Avant de “révolutionner la psychiatrie”, “après plusieurs mois de rétention dans le camp de Septfonds, le psychiatre s’installe pendant l’Occupation à Saint-Alban-sur-Limoge en Lozère. Dans l’hôpital où il travaille, avec l’idée de soigner les malades comme l’institution, il fait alors émerger de nouvelles pratiques de soin basées sur l’humanisation, le collectif le travail et l’activité artistique par les pensionnaires, dont les créations circulent au niveau local avant d’être collectionnées par Jean Dubuffet sous l’appellation d’art brut”, racontre le musée.
Une création de Yayoi Kusama
Dans la première salle, nous suivons le parcours de Tosquelles et de ses compagnons d’infortune. Les photographies dévoilent les paysages escarpés des Pyrénées, le calvaire des exilés et leur quotidien au camp de Septfonds. Ces images d’archives témoignent des conditions drastiques d’internement pour ces hommes reclus dans un no man’s land. Le contraste est saisissant avec les photographies de la vie à Saint-Alban exposées dans la troisième salle.
La suite de la visite met à l’honneur de nombreuses œuvres (dessins, peintures collages…) réalisées par des pensionnaires à l’hôpital de Saint-Alban. Ainsi, le public peut découvrir les sculptures de figurines et de jouets d’Auguste Forestier, fils d’agriculteur interné en 1914 jusqu’à sa mort en 1945 car il a fait dérailler un train en disposant des cailloux sur la voie. Son art est découvert en 1943 par Paul Eluard en exil dans l’établissement suite à la rédaction de son poème “Liberté”. Le poète français amène quelques-unes des œuvres de l’interne pour les montrer à Jean Dubuffet qui à la fin de la fin de la guerre se rendra à l’hôpital pour rassembler sa collection d’art brut.

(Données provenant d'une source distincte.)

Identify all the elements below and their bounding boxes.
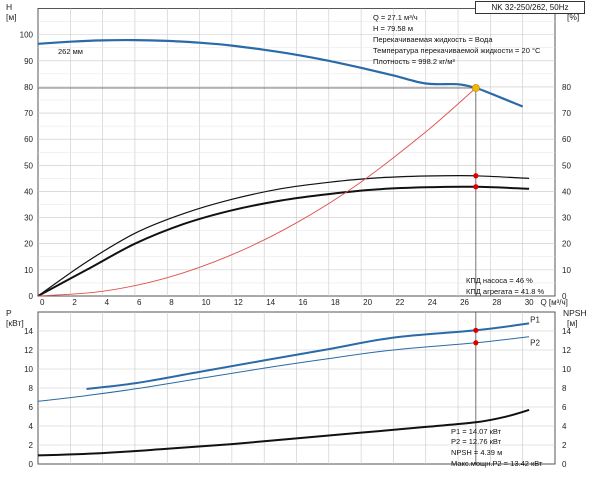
- x-tick-label: 10: [202, 298, 211, 307]
- pump-efficiency-curve: [37, 175, 530, 297]
- x-tick-label: 18: [331, 298, 340, 307]
- info-pump-eff: КПД насоса = 46 %: [466, 276, 533, 285]
- y-left-tick-label: 100: [20, 31, 34, 40]
- x-tick-label: 28: [492, 298, 501, 307]
- y-left-tick-label: 40: [24, 187, 33, 196]
- info-max-p2: Макс.мощн.P2 = 13.42 кВт: [451, 459, 543, 468]
- y-left-tick-label: 70: [24, 109, 33, 118]
- y-right-tick-label: 10: [562, 266, 571, 275]
- y-right-tick-label: 50: [562, 161, 571, 170]
- x-tick-label: 0: [40, 298, 45, 307]
- x-tick-label: 14: [266, 298, 275, 307]
- p-tick-label: 2: [29, 441, 34, 450]
- info-h: H = 79.58 м: [373, 24, 413, 33]
- duty-point-marker: [471, 84, 480, 92]
- info-p1: P1 = 14.07 кВт: [451, 427, 502, 436]
- efficiency-point-marker: [473, 173, 479, 179]
- power-point-marker: [473, 327, 479, 333]
- y-left-tick-label: 20: [24, 240, 33, 249]
- top-panel-grid: [37, 8, 556, 297]
- y-right-tick-label: 80: [562, 83, 571, 92]
- y-right-tick-label: 0: [562, 292, 567, 301]
- x-tick-label: 4: [105, 298, 110, 307]
- y-left-tick-label: 30: [24, 214, 33, 223]
- p-tick-label: 12: [24, 346, 33, 355]
- y-left-unit-bottom: [кВт]: [6, 318, 24, 328]
- chart-labels: 0 2 4 6 8 10 12 14 16 18 20 22 24 26 28 30 Q [м³/ч]01020…: [20, 31, 572, 469]
- y-left-unit-top: [м]: [6, 12, 17, 22]
- series-label-p1: P1: [530, 315, 540, 324]
- p-tick-label: 4: [29, 422, 34, 431]
- p-tick-label: 8: [29, 384, 34, 393]
- y-right-tick-label: 60: [562, 135, 571, 144]
- info-q: Q = 27.1 м³/ч: [373, 13, 418, 22]
- x-tick-label: 30: [525, 298, 534, 307]
- y-left-label-top: H: [6, 2, 12, 12]
- chart-marks: [37, 38, 530, 464]
- info-temp: Температура перекачиваемой жидкости = 20…: [373, 46, 541, 55]
- x-tick-label: 16: [299, 298, 308, 307]
- x-tick-label: 24: [428, 298, 437, 307]
- npsh-tick-label: 8: [562, 384, 567, 393]
- system-curve: [37, 87, 477, 297]
- npsh-tick-label: 2: [562, 441, 567, 450]
- npsh-curve: [37, 408, 530, 457]
- y-left-tick-label: 80: [24, 83, 33, 92]
- info-density: Плотность = 998.2 кг/м³: [373, 57, 455, 66]
- x-tick-label: 6: [137, 298, 142, 307]
- y-left-tick-label: 10: [24, 266, 33, 275]
- info-fluid: Перекачиваемая жидкость = Вода: [373, 35, 493, 44]
- y-left-tick-label: 50: [24, 161, 33, 170]
- y-right-unit-top: [%]: [567, 12, 579, 22]
- x-tick-label: 26: [460, 298, 469, 307]
- npsh-tick-label: 14: [562, 327, 571, 336]
- unit-efficiency-curve: [37, 185, 530, 297]
- npsh-tick-label: 6: [562, 403, 567, 412]
- y-right-tick-label: 20: [562, 240, 571, 249]
- y-left-tick-label: 90: [24, 57, 33, 66]
- p2-curve: [37, 336, 530, 402]
- p-tick-label: 6: [29, 403, 34, 412]
- npsh-tick-label: 4: [562, 422, 567, 431]
- x-tick-label: 8: [169, 298, 174, 307]
- chart-title-box: NK 32-250/262, 50Hz: [475, 1, 585, 14]
- power-point-marker: [473, 340, 479, 346]
- info-npsh: NPSH = 4.39 м: [451, 448, 502, 457]
- y-right-tick-label: 40: [562, 187, 571, 196]
- y-left-label-bottom: P: [6, 308, 12, 318]
- y-right-tick-label: 70: [562, 109, 571, 118]
- impeller-label: 262 мм: [58, 47, 83, 56]
- info-p2: P2 = 12.76 кВт: [451, 437, 502, 446]
- x-tick-label: 20: [363, 298, 372, 307]
- info-unit-eff: КПД агрегата = 41.8 %: [466, 287, 544, 296]
- p-tick-label: 0: [29, 460, 34, 469]
- p-tick-label: 10: [24, 365, 33, 374]
- npsh-tick-label: 12: [562, 346, 571, 355]
- p1-curve: [86, 322, 530, 390]
- y-left-tick-label: 60: [24, 135, 33, 144]
- series-label-p2: P2: [530, 339, 540, 348]
- y-right-unit-bottom: [м]: [567, 318, 578, 328]
- npsh-tick-label: 10: [562, 365, 571, 374]
- npsh-tick-label: 0: [562, 460, 567, 469]
- x-tick-label: 2: [72, 298, 77, 307]
- x-tick-label: 22: [395, 298, 404, 307]
- x-tick-label: 12: [234, 298, 243, 307]
- head-curve: [37, 38, 524, 108]
- p-tick-label: 14: [24, 327, 33, 336]
- efficiency-point-marker: [473, 184, 479, 190]
- x-axis-label: Q [м³/ч]: [540, 298, 567, 307]
- y-left-tick-label: 0: [29, 292, 34, 301]
- y-right-label-bottom: NPSH: [563, 308, 587, 318]
- y-right-tick-label: 30: [562, 214, 571, 223]
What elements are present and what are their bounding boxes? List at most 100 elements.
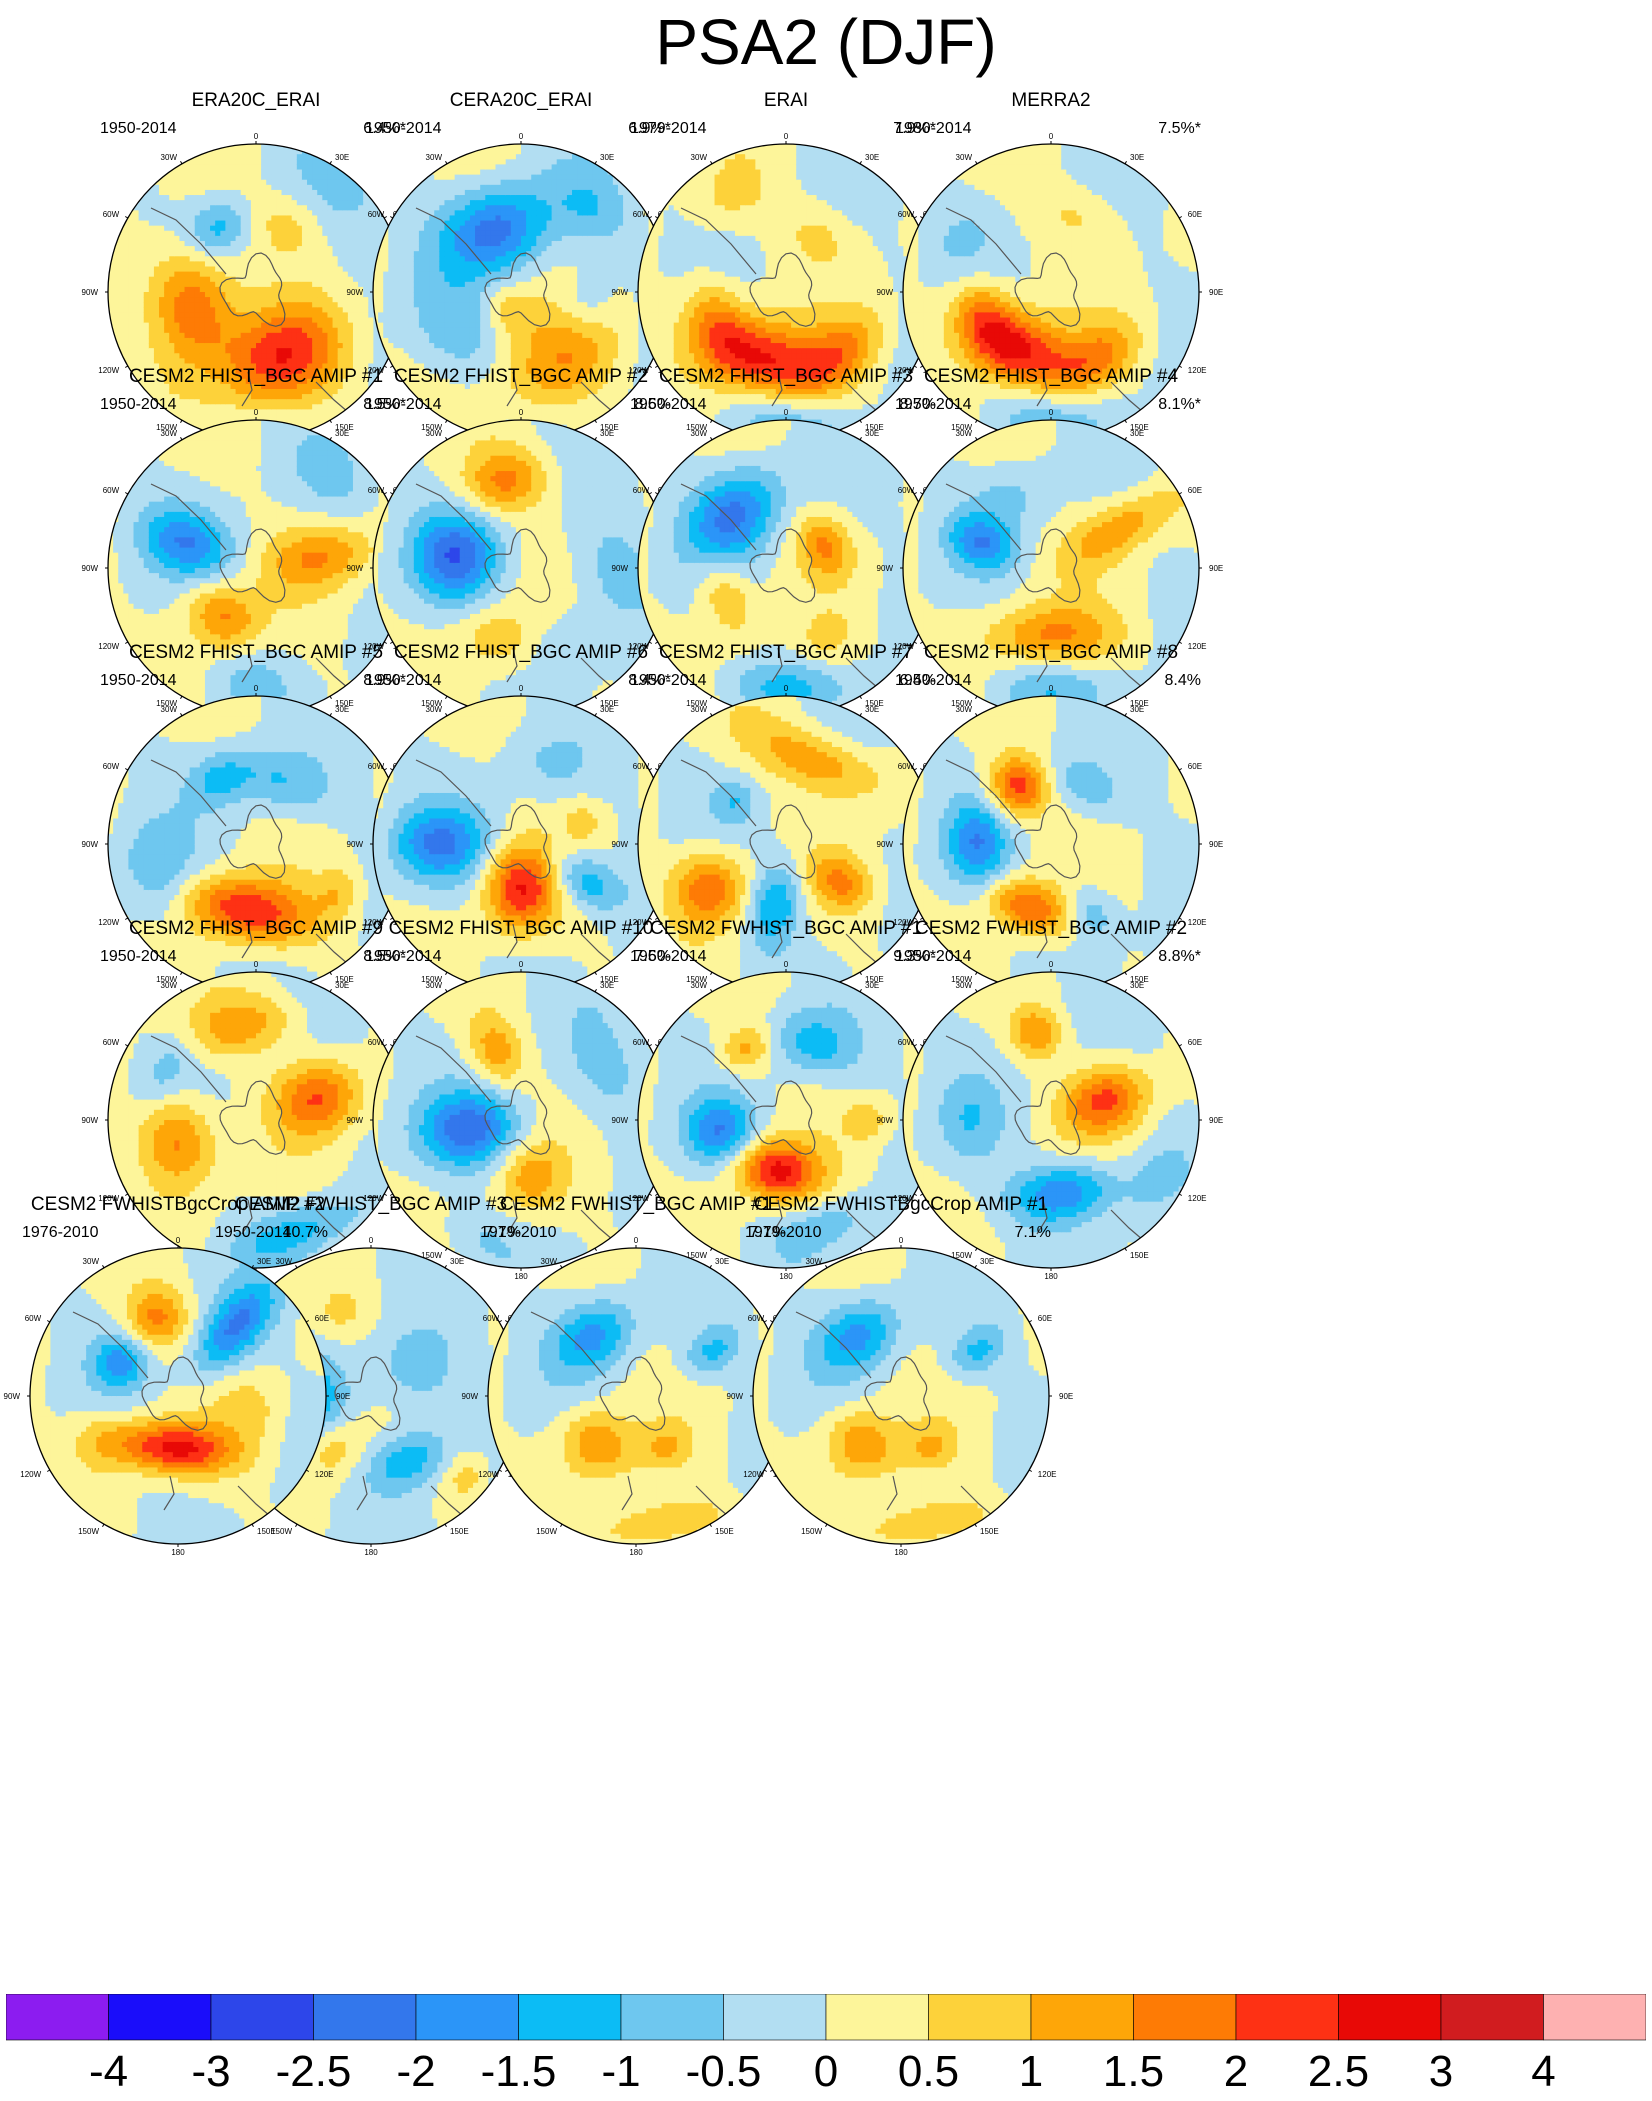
contour-cell (225, 353, 232, 359)
contour-cell (418, 394, 425, 400)
contour-cell (276, 246, 283, 252)
contour-cell (485, 343, 491, 349)
contour-cell (541, 144, 548, 150)
contour-cell (301, 266, 308, 273)
contour-cell (281, 332, 288, 339)
contour-cell (480, 286, 486, 293)
contour-cell (164, 195, 170, 201)
contour-cell (439, 246, 446, 252)
contour-cell (148, 261, 155, 268)
contour-cell (485, 378, 491, 385)
contour-cell (373, 327, 380, 334)
contour-cell (582, 327, 588, 334)
contour-cell (215, 414, 221, 421)
contour-cell (123, 256, 130, 262)
contour-cell (128, 337, 135, 344)
contour-cell (281, 205, 288, 211)
contour-cell (393, 353, 400, 359)
contour-cell (505, 353, 512, 359)
contour-cell (464, 200, 471, 206)
contour-cell (459, 266, 466, 273)
contour-cell (194, 394, 201, 400)
contour-cell (276, 169, 283, 176)
contour-cell (245, 149, 252, 155)
contour-cell (413, 200, 420, 206)
contour-cell (434, 399, 440, 405)
contour-cell (291, 149, 298, 155)
contour-cell (189, 297, 196, 303)
contour-cell (174, 210, 181, 217)
contour-cell (475, 343, 481, 349)
contour-cell (429, 271, 435, 278)
contour-cell (245, 195, 252, 201)
contour-cell (271, 271, 278, 278)
contour-cell (485, 322, 491, 329)
contour-cell (189, 383, 196, 390)
contour-cell (521, 332, 527, 339)
contour-cell (266, 337, 272, 344)
contour-cell (169, 307, 175, 314)
contour-cell (276, 394, 283, 400)
contour-cell (500, 164, 507, 171)
contour-cell (566, 348, 573, 354)
contour-cell (261, 220, 267, 227)
contour-cell (179, 322, 186, 329)
contour-cell (327, 358, 334, 365)
contour-cell (582, 235, 588, 242)
contour-cell (296, 271, 303, 278)
contour-cell (464, 337, 471, 344)
contour-cell (577, 358, 583, 365)
contour-cell (164, 271, 170, 278)
contour-cell (286, 312, 293, 319)
contour-cell (138, 322, 145, 329)
contour-cell (184, 225, 191, 232)
contour-cell (368, 358, 374, 365)
contour-cell (235, 363, 242, 370)
contour-cell (327, 205, 334, 211)
contour-cell (459, 378, 466, 385)
contour-cell (220, 235, 226, 242)
contour-cell (256, 394, 262, 400)
contour-cell (235, 220, 242, 227)
contour-cell (526, 276, 532, 283)
contour-cell (138, 337, 145, 344)
contour-cell (204, 343, 211, 349)
contour-cell (240, 394, 247, 400)
contour-cell (199, 281, 206, 288)
contour-cell (490, 215, 497, 222)
contour-cell (159, 266, 165, 273)
contour-cell (123, 343, 130, 349)
contour-cell (429, 251, 435, 257)
contour-cell (469, 327, 476, 334)
contour-cell (388, 225, 395, 232)
contour-cell (174, 378, 181, 385)
contour-cell (128, 317, 135, 324)
contour-cell (459, 210, 466, 217)
contour-cell (138, 200, 145, 206)
contour-cell (515, 159, 522, 166)
contour-cell (240, 343, 247, 349)
contour-cell (245, 363, 252, 370)
contour-cell (159, 302, 165, 308)
contour-cell (307, 312, 313, 319)
contour-cell (480, 195, 486, 201)
contour-cell (327, 281, 334, 288)
contour-cell (337, 286, 344, 293)
contour-cell (449, 307, 456, 314)
contour-cell (439, 302, 446, 308)
contour-cell (301, 414, 308, 421)
contour-cell (495, 399, 502, 405)
contour-cell (521, 225, 527, 232)
contour-cell (123, 358, 130, 365)
contour-cell (189, 302, 196, 308)
contour-cell (210, 164, 216, 171)
contour-cell (184, 404, 191, 410)
contour-cell (577, 343, 583, 349)
contour-cell (266, 353, 272, 359)
contour-cell (312, 394, 318, 400)
contour-cell (500, 322, 507, 329)
contour-cell (454, 399, 461, 405)
contour-cell (541, 353, 548, 359)
contour-cell (286, 414, 293, 421)
contour-cell (485, 312, 491, 319)
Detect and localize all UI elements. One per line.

Présentée en écho à l’exposition La Déconniatrie, le public pourra découvrir de l’oeuvre « Dots obsessions » de Yayoi Kusama dans laquelle “des “ballons-molécules” aux formes indéfinissables flottent dans l’espace tandis que des miroirs intensifient l’absolu obsessionnel de cette effervescence de rondeurs. Au cœur, de ce micro/ macro-cosme, le visiteur halluciné par ces pois nus et chaleureux, faussement désordonnés., éprouve dans une sorte d’intimité sensuelle. La relativité de son identité à la fois perdue et démultipliée”, détaillent les Abattoirs. Le musée conclut : “Les troubles visuels et psychiques provoqués par ces points en suspension, probables réminiscences d’enfance, animent presque toutes les créations de l’excentrique “Kusuma”.